L'utilisation par la Chine de l'IA à des fins de surveillance et de contrôle a très probablement été le domaine le plus solide de l'engagement de l'Iran en matière d'IA étrangère, permettant aux entreprises chinoises d'accroître leurs exportations de technologies spécifiques qui facilitent la répression intérieure iranienne. Toutefois, la collaboration en matière d'enseignement et de recherche est très probablement un autre domaine clé dans lequel le secteur technologique iranien bénéficie des relations avec la Chine. En novembre 2024, l'entreprise iranienne Bayan Rayan, le seul fabricant de serveurs du pays, a reçu un prix lors de la 26e édition du China Hi-Tech Fair (CHTF) 2024. En 2022, un responsable de l'Université islamique Azad d'Iran a qualifié l'accord Iran-Chine de « formidable opportunité pour renforcer la coopération en IA » et de profiter des avancées chinoises dans le domaine de l'IA, en notant que l'Iran comptait 3 000 étudiants iraniens en Chine.

Russia

L'alignement stratégique anti-occidental et l'isolement commercial que partagent l'Iran et la Russie, notamment à la suite de la guerre de la Russie contre l'Ukraine, ont donné lieu à une coopération plus étroite dans de nombreux domaines liés à la sécurité. Malgré l'intensification de la coopération dans plusieurs domaines, les détails spécifiques sur l'étendue de la collaboration actuelle entre l'Iran et la Russie en matière de recherche et de développement dans le domaine de l'IA (&D) sont limités. En janvier 2025, Téhéran et Moscou ont signé un accord de partenariat stratégique global sur vingt ans qui renforce les domaines de coopération en cours dans la sphère technique, notamment les technologies de l'information et de la communication, le développement numérique et l'enseignement supérieur. Bien que le texte de l'accord ne mentionne pas spécifiquement l'IA, le ministère iranien des affaires étrangères a déclaré que l'accord « fournit une plateforme pour le partage des connaissances et la collaboration dans des domaines tels que la nanotechnologie, l'aérospatiale, l'intelligence artificielle et les sciences médicales » et qu'il étend la coopération au niveau gouvernemental et universitaire.

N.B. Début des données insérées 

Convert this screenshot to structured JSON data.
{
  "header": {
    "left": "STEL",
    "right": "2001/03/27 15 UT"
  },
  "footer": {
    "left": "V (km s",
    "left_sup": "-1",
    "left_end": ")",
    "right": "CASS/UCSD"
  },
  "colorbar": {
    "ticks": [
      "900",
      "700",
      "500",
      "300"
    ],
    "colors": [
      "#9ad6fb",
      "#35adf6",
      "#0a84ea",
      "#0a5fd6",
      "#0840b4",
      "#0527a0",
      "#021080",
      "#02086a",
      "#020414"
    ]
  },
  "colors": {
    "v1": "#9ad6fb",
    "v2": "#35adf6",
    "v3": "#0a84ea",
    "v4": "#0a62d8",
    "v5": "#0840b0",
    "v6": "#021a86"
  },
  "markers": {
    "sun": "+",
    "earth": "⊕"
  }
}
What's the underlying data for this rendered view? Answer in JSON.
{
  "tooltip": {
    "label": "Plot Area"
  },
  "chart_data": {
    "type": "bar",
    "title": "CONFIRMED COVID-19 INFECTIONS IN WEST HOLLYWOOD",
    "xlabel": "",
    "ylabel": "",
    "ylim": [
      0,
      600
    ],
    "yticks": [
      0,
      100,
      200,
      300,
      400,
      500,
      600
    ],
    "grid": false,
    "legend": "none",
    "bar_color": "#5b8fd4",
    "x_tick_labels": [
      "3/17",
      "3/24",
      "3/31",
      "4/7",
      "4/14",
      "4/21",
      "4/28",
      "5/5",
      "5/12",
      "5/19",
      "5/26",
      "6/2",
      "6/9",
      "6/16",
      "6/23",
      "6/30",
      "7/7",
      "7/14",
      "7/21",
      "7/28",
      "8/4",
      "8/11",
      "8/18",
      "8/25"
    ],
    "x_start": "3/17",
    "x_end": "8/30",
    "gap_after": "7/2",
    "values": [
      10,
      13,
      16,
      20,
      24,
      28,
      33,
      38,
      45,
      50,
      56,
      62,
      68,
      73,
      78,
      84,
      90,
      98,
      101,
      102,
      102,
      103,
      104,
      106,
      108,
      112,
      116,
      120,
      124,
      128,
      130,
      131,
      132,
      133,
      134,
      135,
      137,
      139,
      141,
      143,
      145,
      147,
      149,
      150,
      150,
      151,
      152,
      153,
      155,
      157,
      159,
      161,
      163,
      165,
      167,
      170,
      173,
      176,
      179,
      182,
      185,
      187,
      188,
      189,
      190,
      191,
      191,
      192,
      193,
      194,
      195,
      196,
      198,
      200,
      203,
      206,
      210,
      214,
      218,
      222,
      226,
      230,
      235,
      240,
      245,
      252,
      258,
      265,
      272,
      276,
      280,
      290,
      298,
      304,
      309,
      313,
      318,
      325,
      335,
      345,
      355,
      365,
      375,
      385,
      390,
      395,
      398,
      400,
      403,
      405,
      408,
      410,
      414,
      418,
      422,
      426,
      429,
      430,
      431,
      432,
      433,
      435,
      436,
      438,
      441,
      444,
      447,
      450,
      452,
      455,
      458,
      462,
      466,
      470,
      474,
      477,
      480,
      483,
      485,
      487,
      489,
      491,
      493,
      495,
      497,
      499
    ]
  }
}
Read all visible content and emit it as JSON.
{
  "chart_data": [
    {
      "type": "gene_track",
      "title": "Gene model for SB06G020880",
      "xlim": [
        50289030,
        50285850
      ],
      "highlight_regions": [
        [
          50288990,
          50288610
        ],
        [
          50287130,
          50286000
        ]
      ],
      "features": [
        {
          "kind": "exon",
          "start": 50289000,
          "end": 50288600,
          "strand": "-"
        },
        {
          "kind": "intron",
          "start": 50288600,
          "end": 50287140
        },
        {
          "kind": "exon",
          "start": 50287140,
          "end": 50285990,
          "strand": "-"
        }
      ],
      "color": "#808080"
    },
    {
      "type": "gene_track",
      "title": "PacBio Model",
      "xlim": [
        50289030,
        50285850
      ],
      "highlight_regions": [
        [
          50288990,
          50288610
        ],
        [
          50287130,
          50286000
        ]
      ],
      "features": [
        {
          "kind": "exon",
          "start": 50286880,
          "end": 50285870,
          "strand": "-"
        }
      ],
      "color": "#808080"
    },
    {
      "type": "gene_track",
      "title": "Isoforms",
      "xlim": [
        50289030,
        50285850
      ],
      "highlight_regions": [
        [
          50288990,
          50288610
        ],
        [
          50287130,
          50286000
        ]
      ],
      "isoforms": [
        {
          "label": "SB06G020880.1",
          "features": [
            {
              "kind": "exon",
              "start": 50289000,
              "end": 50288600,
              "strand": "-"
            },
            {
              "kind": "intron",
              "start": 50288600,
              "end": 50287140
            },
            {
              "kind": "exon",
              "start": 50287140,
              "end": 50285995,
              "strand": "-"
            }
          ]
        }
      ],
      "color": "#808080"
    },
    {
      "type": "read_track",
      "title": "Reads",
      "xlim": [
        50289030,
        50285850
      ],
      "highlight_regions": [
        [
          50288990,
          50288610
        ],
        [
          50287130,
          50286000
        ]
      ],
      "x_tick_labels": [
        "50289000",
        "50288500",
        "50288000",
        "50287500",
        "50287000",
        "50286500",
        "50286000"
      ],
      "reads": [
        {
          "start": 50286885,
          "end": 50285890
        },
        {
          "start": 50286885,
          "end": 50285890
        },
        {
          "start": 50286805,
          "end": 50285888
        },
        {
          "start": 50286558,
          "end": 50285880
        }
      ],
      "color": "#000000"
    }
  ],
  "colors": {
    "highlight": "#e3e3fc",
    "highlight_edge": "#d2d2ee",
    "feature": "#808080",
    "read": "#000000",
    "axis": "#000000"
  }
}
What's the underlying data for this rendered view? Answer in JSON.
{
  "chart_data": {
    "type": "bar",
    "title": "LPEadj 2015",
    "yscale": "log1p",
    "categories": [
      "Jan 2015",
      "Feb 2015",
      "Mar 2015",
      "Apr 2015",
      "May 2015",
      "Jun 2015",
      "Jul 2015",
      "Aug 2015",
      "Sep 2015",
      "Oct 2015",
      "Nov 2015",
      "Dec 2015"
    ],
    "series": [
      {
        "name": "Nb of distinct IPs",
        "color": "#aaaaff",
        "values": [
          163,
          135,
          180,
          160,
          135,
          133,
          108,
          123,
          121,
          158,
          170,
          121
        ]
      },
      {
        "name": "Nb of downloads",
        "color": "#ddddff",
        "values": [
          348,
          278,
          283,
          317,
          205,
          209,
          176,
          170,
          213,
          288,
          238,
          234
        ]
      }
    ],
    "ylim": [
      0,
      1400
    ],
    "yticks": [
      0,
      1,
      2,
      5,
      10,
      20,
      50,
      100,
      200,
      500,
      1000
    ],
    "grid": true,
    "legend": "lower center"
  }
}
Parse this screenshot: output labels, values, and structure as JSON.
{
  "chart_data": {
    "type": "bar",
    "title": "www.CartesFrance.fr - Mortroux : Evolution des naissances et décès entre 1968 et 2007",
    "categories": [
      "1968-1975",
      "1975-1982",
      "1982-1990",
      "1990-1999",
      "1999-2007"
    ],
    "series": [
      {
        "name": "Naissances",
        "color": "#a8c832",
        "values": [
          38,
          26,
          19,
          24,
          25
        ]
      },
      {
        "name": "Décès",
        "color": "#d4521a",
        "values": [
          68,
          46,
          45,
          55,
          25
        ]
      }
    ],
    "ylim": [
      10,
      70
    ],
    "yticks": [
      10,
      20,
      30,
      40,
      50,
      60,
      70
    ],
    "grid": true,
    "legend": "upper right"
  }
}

À l'approche de l'accord global de 2025, une série de documents et d'engagements de coopération entre l'Iran et la Russie ont encouragé la collaboration en matière d'IA. En mars 2024, les deux pays ont signé un protocole d'accord pour coopérer en matière d'éthique de l'IA, « échangeant des expériences dans la mise en œuvre des principes éthiques de l'IA ». L'accord précisait que la commission russe sur l'éthique de l'IA assurerait la formation du siège iranien chargé du développement de l'IA et de la robotique. En novembre 2019, la Russie et l'Iran ont signé un protocole d'accord sur la coopération visant à soutenir vingt plans de recherche conjoints dans quinze domaines scientifiques, dont, entre autres, les technologies de l'information, les systèmes informatiques et l'IA.